2.砂の果実。 開幕。 4
砂漠の真っ只中に唐突に存在しているウキハの内部に穏やかな笑い声が響いていた。ハルは心底愉快で、本当に笑っていた。
「何よ、元気そうじゃん。無事で何より。」
あはははは、とハルは笑った。彼女らしい明るい裏のない笑い声だ。からからりと笑う彼女の眼前では美しい翼を持った小人が宙に浮いていた。それは愛らしい笑みを浮かべて浮かんでいた。長い金髪が美しかった。ひらひらとした肩紐のワンピースを着ている。くりくりとした黄金色の瞳はとても大きく顔の半分を占めているような印象を与える。美しい白い翼の人は、くすくす笑いながらハルに告げた。

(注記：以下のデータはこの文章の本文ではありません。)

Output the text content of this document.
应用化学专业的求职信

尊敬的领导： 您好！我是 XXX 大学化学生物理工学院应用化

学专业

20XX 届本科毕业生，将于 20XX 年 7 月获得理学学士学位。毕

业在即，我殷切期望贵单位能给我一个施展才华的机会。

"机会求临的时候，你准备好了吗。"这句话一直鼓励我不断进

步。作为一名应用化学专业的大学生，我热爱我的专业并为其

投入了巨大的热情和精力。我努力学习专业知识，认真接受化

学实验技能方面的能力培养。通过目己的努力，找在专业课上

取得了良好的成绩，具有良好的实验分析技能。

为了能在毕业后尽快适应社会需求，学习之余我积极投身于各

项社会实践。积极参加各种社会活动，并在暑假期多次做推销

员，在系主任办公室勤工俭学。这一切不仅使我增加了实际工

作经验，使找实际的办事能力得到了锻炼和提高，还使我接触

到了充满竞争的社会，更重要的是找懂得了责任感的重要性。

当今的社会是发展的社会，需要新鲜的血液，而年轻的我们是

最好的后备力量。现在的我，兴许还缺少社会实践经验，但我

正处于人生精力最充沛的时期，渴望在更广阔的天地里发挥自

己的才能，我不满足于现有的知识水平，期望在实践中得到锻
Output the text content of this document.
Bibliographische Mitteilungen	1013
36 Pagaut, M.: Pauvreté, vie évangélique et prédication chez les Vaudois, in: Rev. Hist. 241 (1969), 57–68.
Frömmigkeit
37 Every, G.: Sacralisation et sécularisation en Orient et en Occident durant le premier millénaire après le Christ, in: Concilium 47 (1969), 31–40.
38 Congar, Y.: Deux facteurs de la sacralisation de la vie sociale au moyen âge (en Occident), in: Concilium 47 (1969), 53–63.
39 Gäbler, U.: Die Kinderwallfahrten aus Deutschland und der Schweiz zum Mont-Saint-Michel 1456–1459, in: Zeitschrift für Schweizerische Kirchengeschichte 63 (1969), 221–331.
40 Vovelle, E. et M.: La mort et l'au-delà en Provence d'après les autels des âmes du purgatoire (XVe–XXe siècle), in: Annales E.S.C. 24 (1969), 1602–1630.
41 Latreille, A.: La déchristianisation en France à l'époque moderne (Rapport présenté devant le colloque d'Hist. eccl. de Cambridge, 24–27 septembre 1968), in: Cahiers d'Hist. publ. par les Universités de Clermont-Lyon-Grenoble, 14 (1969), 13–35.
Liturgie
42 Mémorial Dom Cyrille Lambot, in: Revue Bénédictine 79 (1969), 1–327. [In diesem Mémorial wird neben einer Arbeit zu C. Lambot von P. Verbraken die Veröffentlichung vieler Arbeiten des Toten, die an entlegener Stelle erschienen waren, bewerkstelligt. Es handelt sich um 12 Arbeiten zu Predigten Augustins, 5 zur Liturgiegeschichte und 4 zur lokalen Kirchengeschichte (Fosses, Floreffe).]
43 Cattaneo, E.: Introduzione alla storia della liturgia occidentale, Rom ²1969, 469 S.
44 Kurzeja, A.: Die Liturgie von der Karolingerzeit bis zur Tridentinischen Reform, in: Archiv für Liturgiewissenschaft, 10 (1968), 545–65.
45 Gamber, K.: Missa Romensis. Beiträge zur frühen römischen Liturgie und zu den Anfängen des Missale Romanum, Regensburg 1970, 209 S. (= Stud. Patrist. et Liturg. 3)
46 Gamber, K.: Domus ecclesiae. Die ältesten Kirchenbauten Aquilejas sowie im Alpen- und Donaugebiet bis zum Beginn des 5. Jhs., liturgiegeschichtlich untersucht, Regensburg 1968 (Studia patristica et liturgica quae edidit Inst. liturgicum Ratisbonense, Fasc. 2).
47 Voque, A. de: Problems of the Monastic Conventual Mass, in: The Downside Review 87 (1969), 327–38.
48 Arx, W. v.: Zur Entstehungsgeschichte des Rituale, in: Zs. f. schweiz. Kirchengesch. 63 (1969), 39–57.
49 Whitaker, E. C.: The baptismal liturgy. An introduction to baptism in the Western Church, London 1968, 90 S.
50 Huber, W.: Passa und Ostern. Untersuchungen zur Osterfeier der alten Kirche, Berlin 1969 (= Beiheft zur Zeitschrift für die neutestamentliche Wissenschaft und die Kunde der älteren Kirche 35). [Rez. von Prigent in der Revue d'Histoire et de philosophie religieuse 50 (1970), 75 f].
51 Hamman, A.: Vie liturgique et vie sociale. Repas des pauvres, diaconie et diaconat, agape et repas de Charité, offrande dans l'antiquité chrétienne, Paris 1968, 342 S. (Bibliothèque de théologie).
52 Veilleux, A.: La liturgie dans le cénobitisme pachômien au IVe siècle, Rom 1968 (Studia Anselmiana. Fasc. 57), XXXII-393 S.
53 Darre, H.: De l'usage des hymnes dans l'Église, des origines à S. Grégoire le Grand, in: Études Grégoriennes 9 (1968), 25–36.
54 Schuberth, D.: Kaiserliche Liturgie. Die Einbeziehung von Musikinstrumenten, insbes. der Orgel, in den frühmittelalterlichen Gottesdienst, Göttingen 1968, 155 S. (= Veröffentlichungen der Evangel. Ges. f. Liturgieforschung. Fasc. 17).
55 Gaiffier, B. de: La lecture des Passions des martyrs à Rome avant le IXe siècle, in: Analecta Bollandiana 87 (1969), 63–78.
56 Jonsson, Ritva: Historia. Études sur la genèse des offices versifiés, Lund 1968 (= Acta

「あなたのお陰です。ハル。ありがとうございました。私はもう自由に成れないと諦めていました。」
「つか、いわゆる、堕天使だよね?君は。」
口を挟む天為にその小人は言った。
「天為くんは口を挟まないで下さい。私が何であるのか詮索しないでください。ワタシはただ見届けに来たのです。私を助けた人間が何をしているのか、どんな生き物なのかを。」
話し方は丁寧だが、見え隠れする“上から”がハルには気にかかった。
「えっと、何であたしだけ呼び捨てなのよ。」
羽を持つ小人は、満面の笑みで答える。
「私達、天使は人間の上位に位する存在です。下位の存在に話しかける時はくん付けが基本です。でも、あなたは例外です、ハル。あなたは私を助けてくれたから、私は私と同格と認めます。だから、くんはつけないのです。」
「天使って言っちゃってるじゃんか。」
でも、天為は何故かすんなりと納得して、うっかり口をはさんだ。
「てか、初めて見たよ。ウエカラが気に入らないけど、面白いな。」
「口を挟まないで、天為くん。そもそも、天為という名前が不愉快です。生意気です。」
わぉ。生意気はどっちだよ、と思わないでもなかったが、一応、命の恩人だし口は閉じておいた。横目でみながら、ハルが質問する。
「ま、良いけど、名前教えてよ。」
「セツナ、と言います。」
ハルの問いかけには素直に答える。
「じゃあ、セツナ、よろしく。」
ハルはからりと返す。セツナも満面の笑みを送る。
「こちらこそ。この穴蔵を無事に脱出するまでは、行動を共にします。」
まぁ、気が合うのなら何より……と、人事のように天為は二人を眺める。二人は仲のよい姉妹にも見えた。
「で、どうする?」
高坂が唐突に問いかける。天為もハルもそれでようやく本来の目的を思い出した。そうだ。このウキハの底の底まで降りて、水源を封じるのだ。クレイフに流れ込む地下水を止めるのだ。
「じゃ、行こうか。」
天為は軽く言う。歩き出す。いつも通り。高坂は知っていた。彼の言い方と事態の深刻さとは何の関連性も無いことを。高坂は軽く荷物を背負い直し、天為の後に続く。
「そうだな。」
そうだ。いつだって、そう、進むしかないのだ。